AKP siyasal iktidarı döneminde değiştirilerek, korumacı maddelerden arındırılan Maden Yasası’na yabancı şirketler bile inanamamış, yanlışlık yapmaktan çekindikleri için bir süre beklemişler, ardından devreye yerli işbirlikçileri girmiş, uygulamaya aldıkları vahşi madencilikle ormanlarımızı, taşımızı toprağımızı mahvetmekte sakınca görmemişlerdir. Galeri tipi madenciliği bırakarak, daha ucuz olan “açık maden ocağı” işletmeciliğine soyunanlar ve onlara bu imtiyazı verenler yüzünden”, bugün Tokat dâhil ülkedeki ormanlarımız, ovalarımız, sularımız, tarım alanlarımız, hayvancılık, tarihi mirasımız ve yaşam alanlarımız bu vahşi madenciliğin tehdidi altındadır. Bu tür vahşi madenciliğe; açık maden ocağı işletmeciliğine-siyanürle altın aranmasına izin veren,  ormana, çevreye, bitki yapısına, su kaynaklarına, tarım alanlarına, hemşerilerimize ve bölgede yaşayan her türlü canlıya zarar veren, AKP yasasının değiştirilmesi ve vahşi madenciliğin yapılmasının yasaklanması sağlanacaktır.

 

6’lı masanın üzerinde anlaştığı konular arasında kayyum uygulamasına son verileceğini belirtmiştiniz. Turhal Pancar Ekicileri Kooperatifi’ndeki kayyuma da son verecek misiniz?

 

Hiç şüpheniz olmasın. Yaklaşık 68 bin üyesi olan S.S. Turhal Pancar Ekicileri Kooperatifi’ndeki kayyum uygulamasına son verilecek, kooperatif genel kurulunun yapılarak kooperatifin gerçek sahibi olan üyelere teslim edilecek, kooperatifin çok değerli yatırımlarının tekrar faaliyete alınması sağlanacaktır.

 

Tokat’ın ve çevresinin içme ve sulama suyu sorunu çözülebilecek mi?

 

Tokat’ın ve Zile’nin içme ve sulama suyu sorunu elbette çözüme kavuşturulacaktır. Garantili ihalelere verilen paralarla Türkiye’nin birçok sorunu çözüme kavuşturulabilirdi.

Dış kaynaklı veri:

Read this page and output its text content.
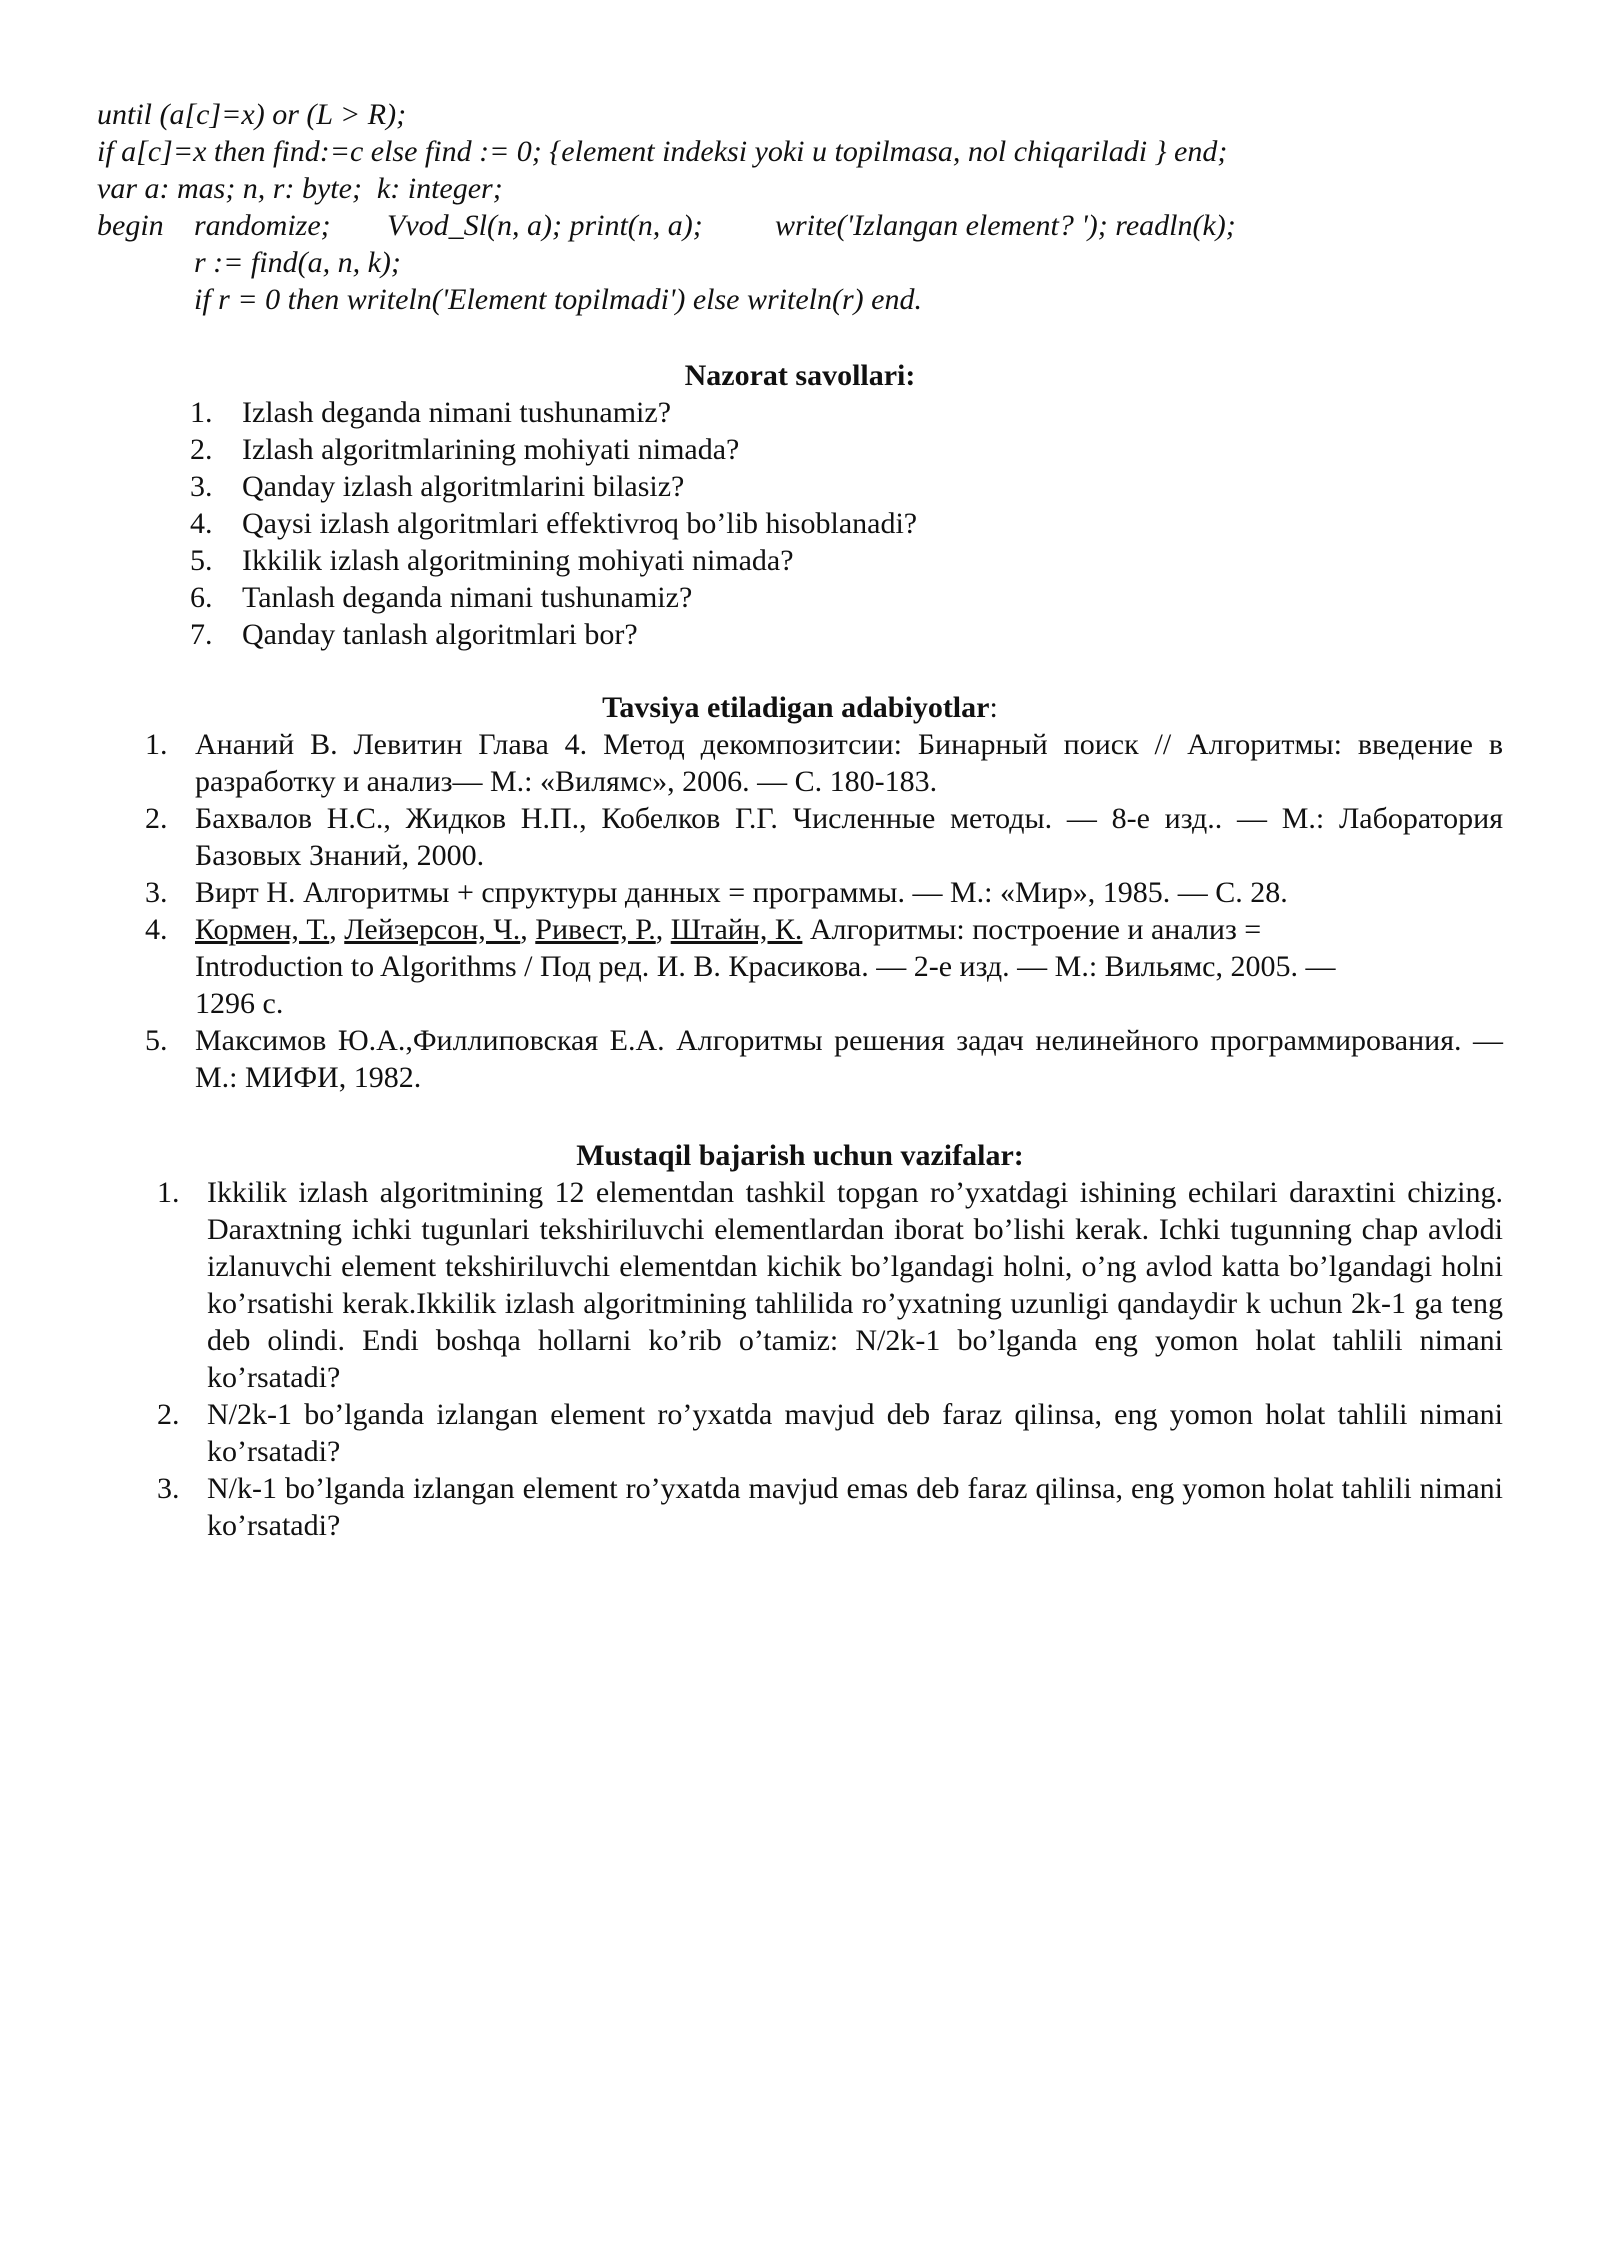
until (a[c]=x) or (L > R);
if a[c]=x then find:=c else find := 0; {element indeksi yoki u topilmasa, nol chiqariladi } end;
var a: mas; n, r: byte;  k: integer;
begin randomize; Vvod_Sl(n, a); print(n, a); write('Izlangan element? '); readln(k);
r := find(a, n, k);
if r = 0 then writeln('Element topilmadi') else writeln(r) end.
Nazorat savollari:
1. Izlash deganda nimani tushunamiz?
2. Izlash algoritmlarining mohiyati nimada?
3. Qanday izlash algoritmlarini bilasiz?
4. Qaysi izlash algoritmlari effektivroq bo’lib hisoblanadi?
5. Ikkilik izlash algoritmining mohiyati nimada?
6. Tanlash deganda nimani tushunamiz?
7. Qanday tanlash algoritmlari bor?
Tavsiya etiladigan adabiyotlar:
1. Ананий В. Левитин Глава 4. Метод декомпозитсии: Бинарный поиск // Алгоритмы: введение в разработку и анализ— М.: «Вилямс», 2006. — С. 180-183.
2. Бахвалов Н.С., Жидков Н.П., Кобелков Г.Г. Численные методы. — 8-е изд.. — М.: Лаборатория Базовых Знаний, 2000.
3. Вирт Н. Алгоритмы + спруктуры данных = программы. — М.: «Мир», 1985. — С. 28.
4. Кормен, Т., Лейзерсон, Ч., Ривест, Р., Штайн, К. Алгоритмы: построение и анализ =
Introduction to Algorithms / Под ред. И. В. Красикова. — 2-е изд. — М.: Вильямс, 2005. —
1296 с.
5. Максимов Ю.А.,Филлиповская Е.А. Алгоритмы решения задач нелинейного программирования. — М.: МИФИ, 1982.
Mustaqil bajarish uchun vazifalar:
1. Ikkilik izlash algoritmining 12 elementdan tashkil topgan ro’yxatdagi ishining echilari daraxtini chizing. Daraxtning ichki tugunlari tekshiriluvchi elementlardan iborat bo’lishi kerak. Ichki tugunning chap avlodi izlanuvchi element tekshiriluvchi elementdan kichik bo’lgandagi holni, o’ng avlod katta bo’lgandagi holni ko’rsatishi kerak.Ikkilik izlash algoritmining tahlilida ro’yxatning uzunligi qandaydir k uchun 2k-1 ga teng deb olindi. Endi boshqa hollarni ko’rib o’tamiz: N/2k-1 bo’lganda eng yomon holat tahlili nimani ko’rsatadi?
2. N/2k-1 bo’lganda izlangan element ro’yxatda mavjud deb faraz qilinsa, eng yomon holat tahlili nimani ko’rsatadi?
3. N/k-1 bo’lganda izlangan element ro’yxatda mavjud emas deb faraz qilinsa, eng yomon holat tahlili nimani ko’rsatadi?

Millet İttifakı’nda bu tür yatırımlar öncelenecektir. 21’ncü yüzyılda içme suyu sorunu yaşamak da nedir? Yılan hikâyesine dönen Dartaş Barajı bir an önce tamamlanacaktır. Tarımsal sulama Maşat Ovası gibi verimli bir ovası bulunan Tokat Zile’nin 1 asırlık sorunudur. Diğer taraftan yaklaşık 20 yıldan fazla bir süredir Zile’de içme suyu sorunu yaşanmakta zaman zaman 2 ayı bulan su kesintileri yaşanmaktadır. Bu içinde bulunduğumuz yüzyıla ve Zilelilere yakışmayan bir durumdur. Süreyya Bey Barajı-Zile isale hattının büyük çaplı ve taşıyıcı özellikteki boru hatlarının tamamlanarak, bu barajda üretilen suyun Zile’ye taşınmasının ve Zile’deki tarımsal sulama sorununun ivedilikle çözüme kavuşturulmasının sağlanması için gerekli girişimlerde bulunacaktır. Zile içme suyu sorununun giderilmesi için de Zile’yi ve 19 köyü içme suyuna kavuşturacak olan Yünlü Barajı’nın ivedilikle tamamlanması sağlanacaktır.

■TOKAT GÜNEŞ HABER ve TOKAT HÜRSÖZ: Sayın Yarıcı düşüncelerinizi paylaştığınız bu kapsamlı söyleşi için teşekkür ederiz.
- Asıl ben bana böyle bir fırsatı verdiğiniz için çok teşekkür ederim. İnşallah başka söyleşilerde buluşuruz. Önümüzdeki genel seçimlerin ülkemiz ve milletimiz için hayırlara vesile olmasını içtenlikle dilerim.